注:この記事は速報版として予約投稿による掲載です。正式な結果は必ず公式のものと照合し、ご確認ください。
「Bling-Bang-Bang-Born」は1月7日に配信リリースされ、3月20日にはドラマ「不適切にもほどがある!」主題歌「二度寝」との両A面シングルとしてCDでもリリースされている。アニメ「マッシュル-MASHLE-」第2期「神覚者候補選抜試験編」主題歌となっていたが、そのオープニングムービーに合わせたダンスが流行し、一気に人気に火が付いた。Hot 100では13週連続を含む計19週に渡り首位を獲得。年明け以降、上半期のチャートを席捲しダウンロード、ストリーミング、ラジオ、MVの4部門で年間1位となり他を圧倒した。
一方Mrs. GREEN APPLEは昨年のレコード大賞で「ケセラセラ」が自身初となる大賞を受賞し、これがシングル盤としてリリースしていない曲としては史上初のなる大賞受賞となった。ここから「ケセラセラ」がチャート上位に長期滞在。更に4月にリリースされた「ライラック」もHot 100での週間1位は2回に留まったものの、現在に至るまで長期に渡り上位に入り続け、年間では「ケセラセラ」と5位、6位を占めた。また「青と夏」が9位、「ダンスホール」が10位に入り、年間ベスト10に4曲。20位以内では「Soranji」、「Magic」、「点描の唄」を含めた7曲が入っており、100位以内では17曲がランクインし、新旧を問わずミセスの曲が年間上位に名を連ねた。アーティスト別の獲得ポイントでは期間中新規リリースが無かったCD売上を除く5部門で年間1位となり、こちらも他を圧倒した。
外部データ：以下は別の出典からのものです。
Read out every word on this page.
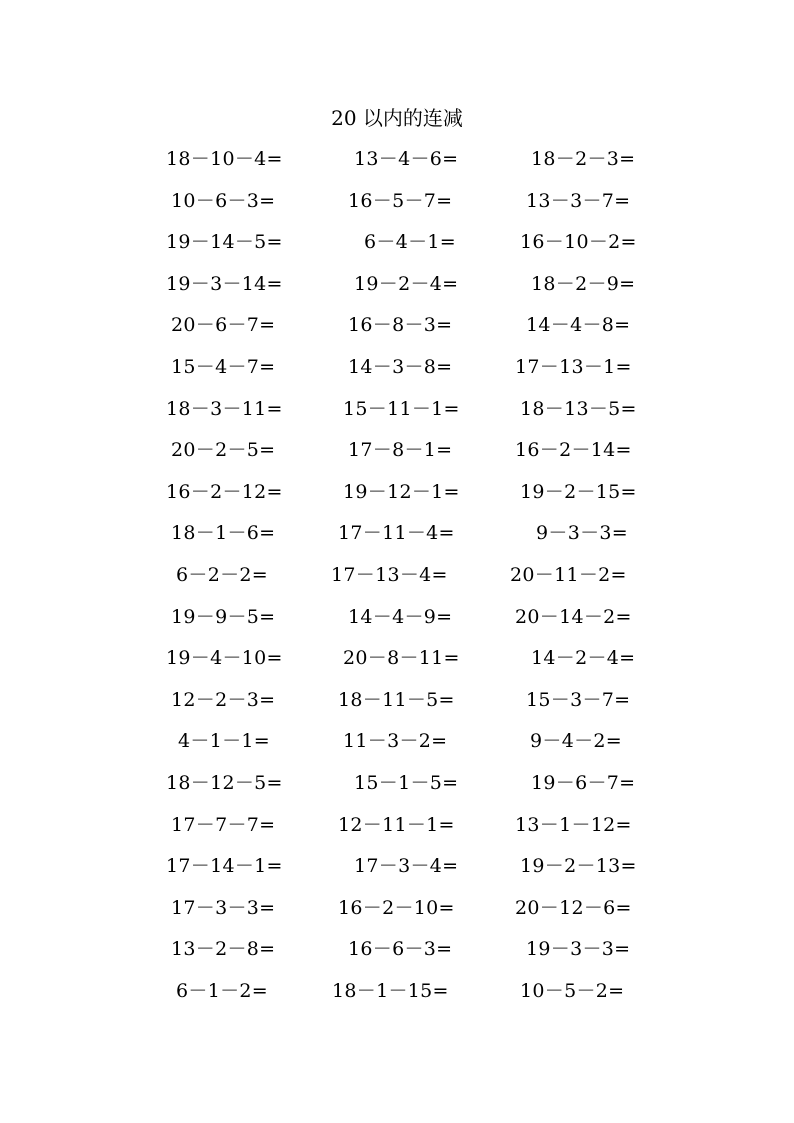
20 以内的连减
18－10－4=	13－4－6=	18－2－3=
10－6－3=	16－5－7=	13－3－7=
19－14－5=	6－4－1=	16－10－2=
19－3－14=	19－2－4=	18－2－9=
20－6－7=	16－8－3=	14－4－8=
15－4－7=	14－3－8=	17－13－1=
18－3－11=	15－11－1=	18－13－5=
20－2－5=	17－8－1=	16－2－14=
16－2－12=	19－12－1=	19－2－15=
18－1－6=	17－11－4=	9－3－3=
6－2－2=	17－13－4=	20－11－2=
19－9－5=	14－4－9=	20－14－2=
19－4－10=	20－8－11=	14－2－4=
12－2－3=	18－11－5=	15－3－7=
4－1－1=	11－3－2=	9－4－2=
18－12－5=	15－1－5=	19－6－7=
17－7－7=	12－11－1=	13－1－12=
17－14－1=	17－3－4=	19－2－13=
17－3－3=	16－2－10=	20－12－6=
13－2－8=	16－6－3=	19－3－3=
6－1－2=	18－1－15=	10－5－2=
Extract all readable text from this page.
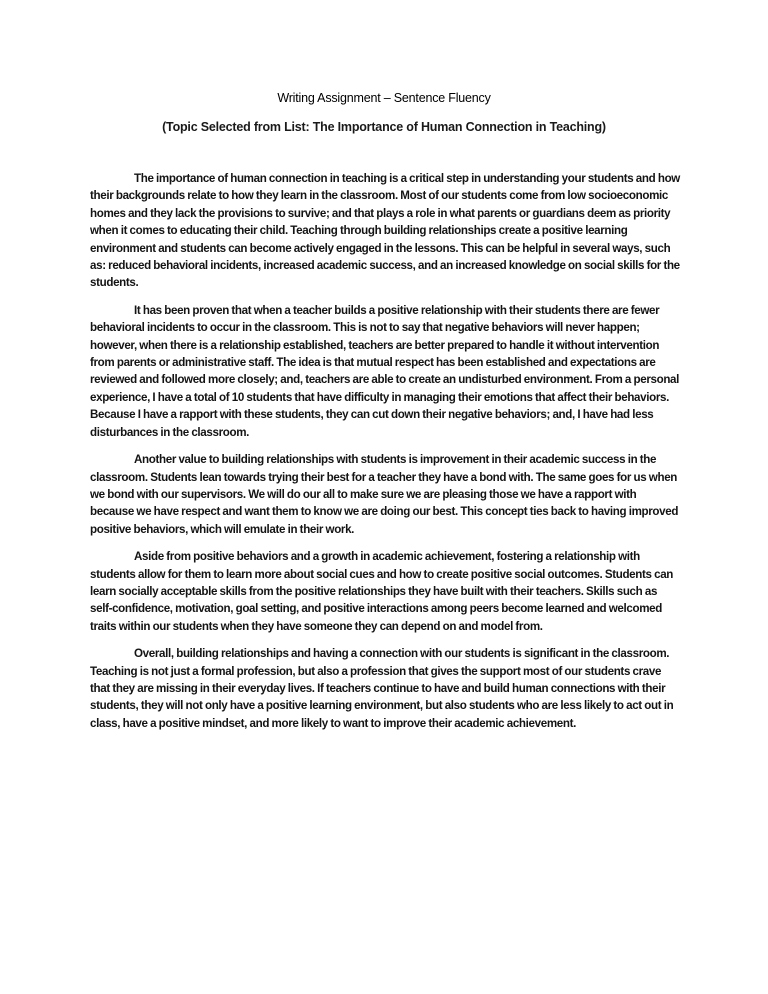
Writing Assignment – Sentence Fluency
(Topic Selected from List: The Importance of Human Connection in Teaching)

The importance of human connection in teaching is a critical step in understanding your students and how their backgrounds relate to how they learn in the classroom. Most of our students come from low socioeconomic homes and they lack the provisions to survive; and that plays a role in what parents or guardians deem as priority when it comes to educating their child. Teaching through building relationships create a positive learning environment and students can become actively engaged in the lessons. This can be helpful in several ways, such as: reduced behavioral incidents, increased academic success, and an increased knowledge on social skills for the students.

It has been proven that when a teacher builds a positive relationship with their students there are fewer behavioral incidents to occur in the classroom. This is not to say that negative behaviors will never happen; however, when there is a relationship established, teachers are better prepared to handle it without intervention from parents or administrative staff. The idea is that mutual respect has been established and expectations are reviewed and followed more closely; and, teachers are able to create an undisturbed environment. From a personal experience, I have a total of 10 students that have difficulty in managing their emotions that affect their behaviors. Because I have a rapport with these students, they can cut down their negative behaviors; and, I have had less disturbances in the classroom.

Another value to building relationships with students is improvement in their academic success in the classroom. Students lean towards trying their best for a teacher they have a bond with. The same goes for us when we bond with our supervisors. We will do our all to make sure we are pleasing those we have a rapport with because we have respect and want them to know we are doing our best. This concept ties back to having improved positive behaviors, which will emulate in their work.

Aside from positive behaviors and a growth in academic achievement, fostering a relationship with students allow for them to learn more about social cues and how to create positive social outcomes. Students can learn socially acceptable skills from the positive relationships they have built with their teachers. Skills such as self-confidence, motivation, goal setting, and positive interactions among peers become learned and welcomed traits within our students when they have someone they can depend on and model from.

Overall, building relationships and having a connection with our students is significant in the classroom. Teaching is not just a formal profession, but also a profession that gives the support most of our students crave that they are missing in their everyday lives. If teachers continue to have and build human connections with their students, they will not only have a positive learning environment, but also students who are less likely to act out in class, have a positive mindset, and more likely to want to improve their academic achievement.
Hot 100の年間2位にはtuki.の「晩餐歌」がランクイン。TikTokから配信を始めたこの曲は昨年9月にリリースされ、当初からサブスクでも人気が出ていたが11月ごろから本格的に人気に火が付き、週間チャートでの1位は1回だけだったもののロングヒットとなり、年間2位となった。
また3位にはドラマ「Eye Love You」主題歌のOmoinotake「幾億光年」が入った。1月の配信リリース時には高い推移を記録していなかったものの、ドラマの展開に合わせ盛り上がりを見せ、ストリーミングでは長期に渡りトップ10をキープ。Hot 100での週間1位は無いものの年間ではベスト3入りを果たした。
この2曲に共通するのは、「Bling-Bang-Bang-Born」と時期が重なり(「晩餐歌」はAdo「唱」とも時期が重なっている)、週間チャートでは首位獲得がままならなかったものの、年間では結果を残しているところだろう。
一方Artist 100では年間2位にback numberが入った。Hot 100年間ランキングでは20位以内に入っていないものの、100位以内には10曲がランクイン。ただ特徴的なのは、最上位が2020年8月にMVで発表した(翌21年8月に配信リリース)「水平線」であり、年度期間内にリリースされた「新しい恋人達に」や「冬と春」が引っ張り上げた感じではない。しかしながらストリーミングとカラオケで年間2位に入っており、地力を見せた感はあるものの、印象としてはそれ程強い物は無いように思える。
このback numberの例が、Billboard Japanの年間ランキングにおける顕著な問題と言える。この年間ランキングはストリーミング(サブスク)再生数が大きく影響しており、ストリーミングの年間100位以内かつ、Hot 100年間ランキングに入っている曲は92曲にも及んでおり(逆に言えば、ストリーミングで年間100位以内に入れなかった曲は8曲しかHot 100年間100位以内に入っていない)、ほぼ必須事項と言える結果となっている。ただストリーミング再生数に関しては以前にも指摘した通り、ランキングのプレイリストや特定のアーティストの曲だけを聴くユーザーが日本では多く、その影響が他国と比べ大きくなっている。これが利用者数の増大により、更に影響を増してしまっている傾向がこれと言えてしまうのではないだろうか(余談だが、CD売上100位以内で、Hot 100年間ランキングに入ったのは、今年は「GOAT」1曲のみとなった)。
今年に限らずストリーミングの影響が大きくなった頃からの年間ランキングを見ると、特に上昇する起因が無かったにも関わらず何年も前の曲が散見している。ミセスやback numberの曲もこれに該当するものも有るが、これが果たして健全な年間ランキングと言えるかと言えば疑問が残る(少なくとも昨夏以前の曲が上昇起因も無く入っているのはよろしくない)。もちろんこれを「今年はヒット曲が少なかったから」と切り捨てる事も出来るが、その取り上げるべきヒット曲が旧譜によって埋もれてしまうのもヒットチャートとしては如何なものだろうか。以前からこのブログでも度々呼び掛けているが、一定週数チャートインした曲に対する抑制措置となる「リカレント・ルール」の導入は「待った無し」のところまで迫っているのではないだろうか。もちろん運営も検討しているだろうが、今年は旧譜の目立つ年間ランキングになってしまったように思えてならない。ただこのランキングを作り出したのは、他ならぬ日本の音楽ファン、音楽ユーザーであり、その「民意」が現れたのがこの年間ランキングである事には違いない。その点は留意する必要があるだろう。
データ面については改めて記事にする予定です。